Misnomer Don’t be fooled by the label. Black Radish Creamery doesn’t make cheese—yet. That will come in spring 2014, when owners John and Anne Reese anticipate opening their 18-acre Granville creamery. The culinary-concept local fruit jams this chef and food photographer have been making in the meantime? A happy accident that’s spoiled big-box jellies for those of us who’ve sampled the 10-plus varieties at farmers markets and The Hills Market (and soon select Krogers) and fallen in love with its abilities beyond toast-topping. Try the sweet-and-spicy Parker (grilled peaches, cayenne, rum, brown sugar and vanilla) on pork or the Beaujolais-laced strawberry-rhubarb Billionaire with brie.


Bar-Food Kitchen Takeover Mismatched woven placemats and quirky salt and pepper shakers shaped like pool balls remind both regulars (at the bar) and hipsters (in the booths) exactly where they are—a no-frills dive that’s not afraid of a joke at its own expense. The overall personality hasn’t changed at Hey Hey Bar & Grill, but the food has, and it’s harder to get a seat since former The Coop food truck chef Angela Theado took over the kitchen every Thursday through Saturday. Those who remember The Coop will appreciate reincarnations of the Yak Burger and Turducken Tacos on a tight gastropub-like menu. Longtime Hey Hey regulars will appreciate that the bar’s standby—sauerkraut balls—have stuck around.

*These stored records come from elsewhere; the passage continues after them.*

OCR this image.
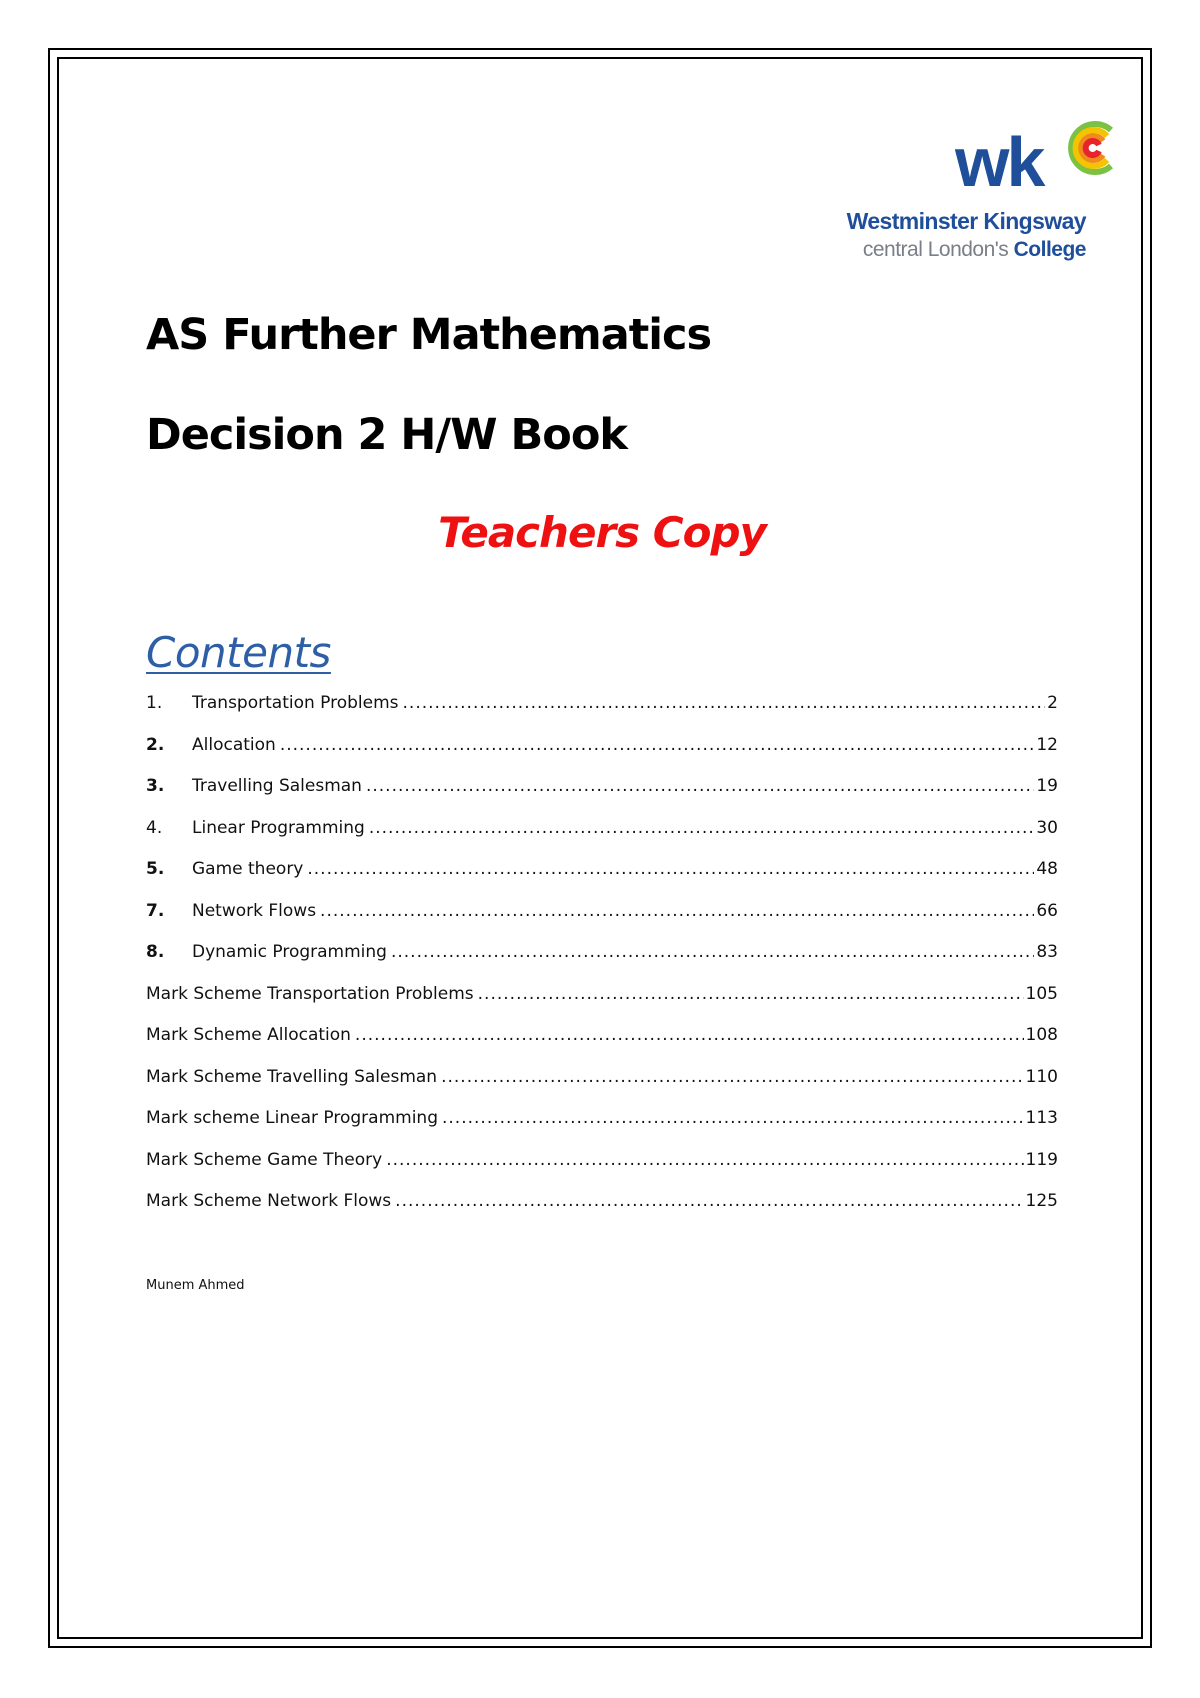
wk
Westminster Kingsway
central London's College
AS Further Mathematics
Decision 2 H/W Book
Teachers Copy
Contents
1.	Transportation Problems .....	2
2.	Allocation .....	12
3.	Travelling Salesman .....	19
4.	Linear Programming .....	30
5.	Game theory .....	48
7.	Network Flows .....	66
8.	Dynamic Programming .....	83
Mark Scheme Transportation Problems .....	105
Mark Scheme Allocation .....	108
Mark Scheme Travelling Salesman .....	110
Mark scheme Linear Programming .....	113
Mark Scheme Game Theory .....	119
Mark Scheme Network Flows .....	125
Munem Ahmed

Brand Evolution Convincing people to shell out a few extra bucks for Snowville Creamery’s artisan milk is as easy as letting them try it, says owner Warren Taylor, who hooks many customers for life through free samples. And now Snowville devotees can buy much more than milk. First came chocolate milk and half-and-half, and now the Athens-area creamery has expanded its lineup to include creme fraiche and decadent cream-topped yogurts in flavors like lemon-ginger, coffee-cardamom and turmeric-mace, all of them excellent.

Meal for a Cause  Maybe it’ll be a backyard seafood ball. Or perhaps a pig roast at The Hills Market. The mystery of Freedom a la Cart’s traveling Eat Up! dinner party is half the fun, with a location and menu both kept secret to the fortunate 16 to 18 guests who snag a spot at this monthly meal for a $50 donation benefiting the cart, which employs human trafficking survivors. The creative, four-course seasonal suppers have featured dishes like lamb with artichoke spaetzle and crispy leeks and desserts like vanilla-beet buttermilk panna cotta.